Author(s): Carol Cujec, Peyton Goddard (contributer)
Genre: Realistic Middle Grade Fiction
Number of Pages: 234
I was so disappointed by this book. I was really excited about reading a book from the POV of a non-verbal autistic child, because it seemed like it would be fascinating and as far as I know no other novel on this particular subject exists. Real started out good- you could really get a strong sense of how frustrated the main character was being unable to communicate her needs to the people around her.

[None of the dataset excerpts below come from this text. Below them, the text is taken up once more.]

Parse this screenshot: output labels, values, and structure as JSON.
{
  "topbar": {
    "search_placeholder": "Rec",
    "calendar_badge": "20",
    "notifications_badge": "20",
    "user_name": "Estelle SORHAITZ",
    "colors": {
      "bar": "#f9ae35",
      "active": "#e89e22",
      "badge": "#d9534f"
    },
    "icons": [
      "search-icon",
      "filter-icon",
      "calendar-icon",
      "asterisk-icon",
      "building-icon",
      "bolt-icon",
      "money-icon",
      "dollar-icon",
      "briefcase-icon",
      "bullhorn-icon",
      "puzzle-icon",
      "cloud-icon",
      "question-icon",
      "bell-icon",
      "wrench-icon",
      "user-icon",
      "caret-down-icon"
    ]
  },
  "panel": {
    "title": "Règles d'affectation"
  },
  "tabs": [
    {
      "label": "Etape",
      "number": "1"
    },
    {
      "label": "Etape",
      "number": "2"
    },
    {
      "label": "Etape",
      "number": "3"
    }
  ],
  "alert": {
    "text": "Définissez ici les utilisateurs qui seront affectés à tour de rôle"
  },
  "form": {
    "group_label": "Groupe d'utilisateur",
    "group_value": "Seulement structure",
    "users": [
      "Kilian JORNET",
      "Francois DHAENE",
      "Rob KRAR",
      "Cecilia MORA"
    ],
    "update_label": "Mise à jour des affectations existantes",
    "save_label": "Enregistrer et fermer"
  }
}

It was a little heavy handed at times and I feel like it tried to tackle too many autism-related topics at once, but I was initially pulled into the inner world of the main character, Charity. The second half of the book where Charity is mainstreamed and learns to communicate on a keyboard is when things started to go downhill. The supporting characters were really one-dimensional and I got so tired of the mean girl characters incessantly saying ‘hashtag’ in daily conversation. I don’t think anybody does that in real life and it was really stereotypical and annoying. The final courtroom scene was so melodramatic and over-the-top, like a bad movie.

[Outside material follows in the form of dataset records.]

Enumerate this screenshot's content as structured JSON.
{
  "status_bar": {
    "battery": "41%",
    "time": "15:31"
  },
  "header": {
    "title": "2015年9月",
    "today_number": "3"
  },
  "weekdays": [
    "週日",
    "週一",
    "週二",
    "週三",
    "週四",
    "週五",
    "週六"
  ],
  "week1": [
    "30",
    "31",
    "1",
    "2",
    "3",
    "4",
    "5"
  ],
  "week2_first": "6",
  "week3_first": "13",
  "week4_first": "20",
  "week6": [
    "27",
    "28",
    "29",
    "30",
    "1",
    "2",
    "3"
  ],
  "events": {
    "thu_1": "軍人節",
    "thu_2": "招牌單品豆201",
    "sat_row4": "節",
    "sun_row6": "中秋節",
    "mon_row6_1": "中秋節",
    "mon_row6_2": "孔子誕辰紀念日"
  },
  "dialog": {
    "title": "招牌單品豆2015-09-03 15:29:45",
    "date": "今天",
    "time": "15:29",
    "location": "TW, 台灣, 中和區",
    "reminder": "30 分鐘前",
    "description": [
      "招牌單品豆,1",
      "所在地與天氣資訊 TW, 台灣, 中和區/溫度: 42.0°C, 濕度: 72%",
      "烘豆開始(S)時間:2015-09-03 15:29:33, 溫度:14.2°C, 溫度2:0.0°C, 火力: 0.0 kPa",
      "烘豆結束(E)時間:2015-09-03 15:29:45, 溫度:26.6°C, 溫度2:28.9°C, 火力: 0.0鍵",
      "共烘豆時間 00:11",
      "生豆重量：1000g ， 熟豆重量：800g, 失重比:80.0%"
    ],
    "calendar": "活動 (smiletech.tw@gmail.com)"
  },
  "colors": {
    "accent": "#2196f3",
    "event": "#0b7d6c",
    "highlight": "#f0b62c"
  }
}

Everything came together perfectly for Charity in the end and everybody just went ahead and forgot that she threw a snow globe at a guy’s head during a meltdown and could have seriously injured him. If it were my school I’m not sure I would want her to stay there, but the whole scene with Charity being backed up by a group of personal cheerleaders in court as she gives an inspiring (typed) speech left a sickeningly sweet taste in my mouth. I understand why this book wants to send an uplifting message, but that doesn’t mean it should be a fairy tale.